No quase centenário Gellert Hotel, local de um venerável spa na margem oeste do Danúbio, um mergulho em um banho de vapor fumegante faz um bom começo para absorver o espírito de Budapeste, a sedutora capital da Hungria. O cavernoso spa Art Nouveau de Gellert abriu suas portas em 1918, ano em que a Hungria se tornou uma nação independente, depois que o Império Austro-Húngaro foi dissolvido na época da Primeira Guerra Mundial. Os banhos sulfurosos alimentados por nascentes sob tetos abobadados remontam a uma antiga tradição: os romanos foram atraídos pela primeira vez a essa planície da Europa Central por volta do ano 50 dC pela perspectiva de águas curativas. Eles também sugerem o passado multifacetado da cidade. Azulejos turquesas e colunas esculpidas evocam a ocupação turca otomana (1541-1686), e os querubins de estilo barroco nas paredes são uma saudação ao domínio dos Habsburgos austríacos (1686-1918).

Húngaro, a língua falada pelos meus colegas banhistas - executivos de empresas, políticos e pensionistas - está enraizada em uma linhagem lingüística introduzida por volta de 900 dC por nômades magiares da Sibéria ocidental. Compartilha semelhanças apenas com o finlandês e o estoniano e funciona há muito tempo como um baluarte contra a dominação estrangeira. "Foi muito importante manter nossa identidade nacional", diz Andras Gero, o proeminente historiador de Budapeste. "Turcos, austríacos, alemães e, mais recentemente, russos nunca conseguiram aprender húngaro".

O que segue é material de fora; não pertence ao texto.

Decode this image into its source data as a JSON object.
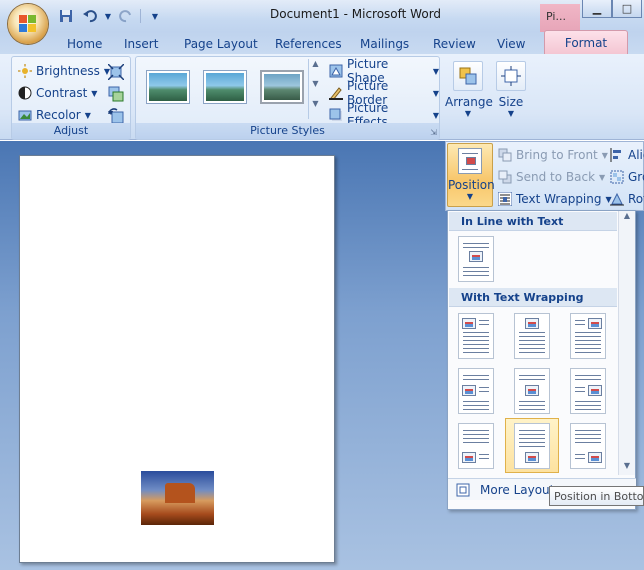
{
  "window": {
    "title": "Document1 - Microsoft Word",
    "context_tab_top": "Pi...",
    "minimize": "▁",
    "maximize": "□"
  },
  "tabs": [
    "Home",
    "Insert",
    "Page Layout",
    "References",
    "Mailings",
    "Review",
    "View"
  ],
  "active_tab": "Format",
  "adjust": {
    "brightness": "Brightness",
    "contrast": "Contrast",
    "recolor": "Recolor",
    "group_label": "Adjust"
  },
  "picture_styles": {
    "shape": "Picture Shape",
    "border": "Picture Border",
    "effects": "Picture Effects",
    "group_label": "Picture Styles"
  },
  "arrange": {
    "label": "Arrange"
  },
  "size": {
    "label": "Size"
  },
  "arrange_panel": {
    "position": "Position",
    "bring_to_front": "Bring to Front",
    "send_to_back": "Send to Back",
    "text_wrapping": "Text Wrapping",
    "align": "Alig",
    "group": "Gro",
    "rotate": "Rot"
  },
  "position_menu": {
    "inline_header": "In Line with Text",
    "wrap_header": "With Text Wrapping",
    "more_layout": "More Layout...",
    "tooltip": "Position in Bottom Center"
  }
}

Desde o Palácio Real, iniciado em 1200 e mais tarde reconstruído em estilos que vão do medieval ao barroco, à Grande Sinagoga cúpula de cebola de 1859 no antigo bairro judeu no coração da cidade ao Parlamento neo-gótico de 1905, a arquitetura eclética de Budapeste e ruas estreitas e sinuosas podem lembrar a Velha Europa. Mas o dinamismo é definitivamente a Nova Europa. Desde a queda do comunismo em 1989, o ritmo de mudança em ambos os lados do Danúbio - Buda a oeste e Peste a leste - tem sido extraordinário. A cidade de dois milhões é agora rica em riscos e democracia, e as figuras mais proeminentes da política, dos negócios e das artes parecem ser uniformemente jovens, ambiciosas e impacientes.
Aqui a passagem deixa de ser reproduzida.